Can anyone explain this use of the "theory of proportions" to me? Intuitively it makes some sense as large values of lambda give one solution and small values of lambda give the other solution. But then why not go the the extreme of saying:

$k_{(n)}=\frac{g}{G}=\frac{e}{E}$

You may recognise K as "Normal curvature" or the ratio of the first and second fundamental forms of a surface.

2. Theory of Proportions

Hello Dave,

$\frac{\alpha a + \beta b}{\alpha A + \beta B} = \frac{a + \beta b} { A + \beta B} = \frac{ \alpha a + b}{\alpha A + B} =$ provided $\frac{a}{A} = \frac{b} {B}$

Proof:

$\frac{a}{A} = \frac{b}{B}$ means that $\exists m$ such that $a= m b$ and $A = m B.$

Substituting for $a$ and $A$,
$\frac{\alpha mb + \beta b}{\alpha mB + \beta B} = \frac{mb + \beta b} { mB + \beta B} = \frac{ \alpha mb + b}{\alpha mB + B} = \frac{ ( \alpha m + \beta ) b}{( \alpha m + \beta ) B} = \frac{(m + \beta ) b} { (m + \beta )B} = \frac{ ( \alpha m + 1)b}{( \alpha m + 1) B}$
$=\frac b B$.

Similarly substituting for $a= \frac b m$ and $B= \frac A m$ we can see that

$\frac{\alpha a + \beta b}{\alpha A + \beta B} = \frac{a + \beta b} { A + \beta B} = \frac{ \alpha a + b}{\alpha A + B} = \frac a A$.

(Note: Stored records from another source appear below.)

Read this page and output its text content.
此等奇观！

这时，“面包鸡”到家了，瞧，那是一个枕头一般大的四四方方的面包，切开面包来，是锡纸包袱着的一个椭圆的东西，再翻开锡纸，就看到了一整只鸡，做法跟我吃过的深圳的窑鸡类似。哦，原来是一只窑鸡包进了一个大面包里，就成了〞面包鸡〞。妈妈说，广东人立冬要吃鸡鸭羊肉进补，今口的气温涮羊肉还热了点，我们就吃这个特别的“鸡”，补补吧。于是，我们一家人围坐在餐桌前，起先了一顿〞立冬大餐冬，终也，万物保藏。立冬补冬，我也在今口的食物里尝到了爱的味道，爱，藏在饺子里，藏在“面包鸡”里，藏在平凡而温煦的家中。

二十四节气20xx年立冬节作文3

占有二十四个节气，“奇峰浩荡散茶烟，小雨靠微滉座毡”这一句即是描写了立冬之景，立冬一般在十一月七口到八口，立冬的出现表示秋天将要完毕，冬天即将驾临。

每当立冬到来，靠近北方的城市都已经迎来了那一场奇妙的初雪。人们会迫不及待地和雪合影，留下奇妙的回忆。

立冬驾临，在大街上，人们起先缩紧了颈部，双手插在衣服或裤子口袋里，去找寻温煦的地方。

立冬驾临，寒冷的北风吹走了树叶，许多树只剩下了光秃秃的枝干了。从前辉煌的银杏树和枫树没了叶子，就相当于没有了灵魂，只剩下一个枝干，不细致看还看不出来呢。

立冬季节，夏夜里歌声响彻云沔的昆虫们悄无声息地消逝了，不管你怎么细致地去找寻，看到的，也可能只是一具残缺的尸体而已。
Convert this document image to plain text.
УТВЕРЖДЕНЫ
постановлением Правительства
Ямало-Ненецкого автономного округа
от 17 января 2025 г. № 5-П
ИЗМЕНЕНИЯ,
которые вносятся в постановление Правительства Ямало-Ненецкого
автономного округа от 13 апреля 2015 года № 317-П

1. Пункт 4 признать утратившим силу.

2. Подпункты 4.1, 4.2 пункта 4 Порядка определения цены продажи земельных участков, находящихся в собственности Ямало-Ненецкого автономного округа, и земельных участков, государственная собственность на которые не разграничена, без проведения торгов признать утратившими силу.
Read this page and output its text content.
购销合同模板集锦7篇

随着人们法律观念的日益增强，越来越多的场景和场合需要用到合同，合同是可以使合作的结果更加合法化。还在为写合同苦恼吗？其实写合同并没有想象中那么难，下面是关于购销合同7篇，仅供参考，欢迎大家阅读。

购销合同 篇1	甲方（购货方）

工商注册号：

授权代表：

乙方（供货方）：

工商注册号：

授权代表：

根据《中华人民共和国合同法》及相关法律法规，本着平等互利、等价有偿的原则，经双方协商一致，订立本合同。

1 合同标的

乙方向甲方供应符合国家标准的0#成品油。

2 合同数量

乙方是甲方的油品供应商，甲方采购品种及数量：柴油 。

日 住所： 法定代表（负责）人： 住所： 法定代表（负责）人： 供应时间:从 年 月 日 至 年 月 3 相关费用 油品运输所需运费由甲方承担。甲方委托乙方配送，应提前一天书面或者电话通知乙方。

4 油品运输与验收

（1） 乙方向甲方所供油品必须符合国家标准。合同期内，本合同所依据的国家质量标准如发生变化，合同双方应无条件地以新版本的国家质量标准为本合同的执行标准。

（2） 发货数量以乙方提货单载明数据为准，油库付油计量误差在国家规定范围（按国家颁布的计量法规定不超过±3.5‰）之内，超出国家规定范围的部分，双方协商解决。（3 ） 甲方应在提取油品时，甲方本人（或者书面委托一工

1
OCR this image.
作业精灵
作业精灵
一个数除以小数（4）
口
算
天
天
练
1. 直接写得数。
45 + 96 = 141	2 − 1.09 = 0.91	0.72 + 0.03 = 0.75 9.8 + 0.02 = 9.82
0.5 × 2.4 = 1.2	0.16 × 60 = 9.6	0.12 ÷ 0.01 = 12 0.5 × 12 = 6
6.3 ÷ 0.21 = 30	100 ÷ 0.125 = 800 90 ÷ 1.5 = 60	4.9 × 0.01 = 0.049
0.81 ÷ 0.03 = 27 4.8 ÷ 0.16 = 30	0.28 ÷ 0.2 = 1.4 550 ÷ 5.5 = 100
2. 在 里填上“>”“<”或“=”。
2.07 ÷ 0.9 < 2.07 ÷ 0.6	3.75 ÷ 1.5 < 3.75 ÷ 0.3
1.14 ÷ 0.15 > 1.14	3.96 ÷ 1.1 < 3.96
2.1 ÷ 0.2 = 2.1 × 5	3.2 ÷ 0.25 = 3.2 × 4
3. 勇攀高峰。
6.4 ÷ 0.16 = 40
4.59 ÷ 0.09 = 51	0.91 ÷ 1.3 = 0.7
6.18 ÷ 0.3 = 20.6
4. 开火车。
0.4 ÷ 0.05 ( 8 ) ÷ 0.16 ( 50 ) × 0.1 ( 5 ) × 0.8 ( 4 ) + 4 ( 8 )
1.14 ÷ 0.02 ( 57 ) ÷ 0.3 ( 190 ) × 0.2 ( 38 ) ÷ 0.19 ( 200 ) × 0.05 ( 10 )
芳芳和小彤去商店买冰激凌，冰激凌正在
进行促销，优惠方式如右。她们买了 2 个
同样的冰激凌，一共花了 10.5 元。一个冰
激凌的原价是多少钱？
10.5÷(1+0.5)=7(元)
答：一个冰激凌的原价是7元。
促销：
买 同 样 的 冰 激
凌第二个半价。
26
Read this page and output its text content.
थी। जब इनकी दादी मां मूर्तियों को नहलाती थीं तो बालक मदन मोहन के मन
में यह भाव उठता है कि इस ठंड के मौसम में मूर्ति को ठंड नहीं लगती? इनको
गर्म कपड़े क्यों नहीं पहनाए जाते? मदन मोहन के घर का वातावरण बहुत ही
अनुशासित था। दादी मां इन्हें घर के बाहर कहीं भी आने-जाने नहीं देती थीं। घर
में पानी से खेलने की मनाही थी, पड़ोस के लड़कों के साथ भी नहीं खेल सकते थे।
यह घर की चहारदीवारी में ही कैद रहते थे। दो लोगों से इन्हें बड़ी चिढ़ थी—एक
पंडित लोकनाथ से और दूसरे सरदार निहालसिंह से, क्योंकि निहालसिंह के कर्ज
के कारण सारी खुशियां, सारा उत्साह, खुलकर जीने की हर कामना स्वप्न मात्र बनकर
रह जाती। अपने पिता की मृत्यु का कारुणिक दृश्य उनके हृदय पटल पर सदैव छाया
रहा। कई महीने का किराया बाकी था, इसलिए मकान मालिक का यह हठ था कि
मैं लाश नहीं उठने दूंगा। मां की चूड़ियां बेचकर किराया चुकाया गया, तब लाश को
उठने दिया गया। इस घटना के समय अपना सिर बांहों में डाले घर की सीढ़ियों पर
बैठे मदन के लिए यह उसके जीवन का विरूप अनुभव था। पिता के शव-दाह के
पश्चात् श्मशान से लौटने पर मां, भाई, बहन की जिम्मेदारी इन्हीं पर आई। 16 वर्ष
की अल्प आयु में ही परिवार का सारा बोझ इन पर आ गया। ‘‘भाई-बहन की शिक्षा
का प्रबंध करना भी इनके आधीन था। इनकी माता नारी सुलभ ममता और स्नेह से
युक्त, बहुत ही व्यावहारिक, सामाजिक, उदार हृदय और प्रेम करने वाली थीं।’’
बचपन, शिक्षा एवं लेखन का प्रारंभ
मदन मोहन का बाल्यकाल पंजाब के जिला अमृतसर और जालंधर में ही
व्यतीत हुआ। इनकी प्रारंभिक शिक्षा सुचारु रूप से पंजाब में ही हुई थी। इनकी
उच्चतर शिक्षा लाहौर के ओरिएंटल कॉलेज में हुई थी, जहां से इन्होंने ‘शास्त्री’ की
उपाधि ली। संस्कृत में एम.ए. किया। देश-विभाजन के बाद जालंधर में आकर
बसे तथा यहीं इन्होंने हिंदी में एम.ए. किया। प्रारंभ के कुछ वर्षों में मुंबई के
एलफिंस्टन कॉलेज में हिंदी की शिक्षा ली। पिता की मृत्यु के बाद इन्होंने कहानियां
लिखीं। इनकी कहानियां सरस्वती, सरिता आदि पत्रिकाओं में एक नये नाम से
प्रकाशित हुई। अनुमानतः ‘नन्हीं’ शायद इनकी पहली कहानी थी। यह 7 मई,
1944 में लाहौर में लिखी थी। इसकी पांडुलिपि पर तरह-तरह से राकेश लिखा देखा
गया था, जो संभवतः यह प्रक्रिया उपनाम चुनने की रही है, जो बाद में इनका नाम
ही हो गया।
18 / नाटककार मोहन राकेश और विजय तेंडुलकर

Setting $\alpha = 1$, $\beta = \lambda$, $a= e + f \lambda$, $b=f + g \lambda$,
$A= E + F \lambda$ and $B = F + G \lambda$ shows the desired result.
It appears you are on page 135 of the book I am reading! I was myself puzzled by 1.5.36 when I first saw it!

3. Thanks for your help, and welcome to the forum!

That is a great book, and if you take a look at some of my other posts you will find that most of my questions have come from there.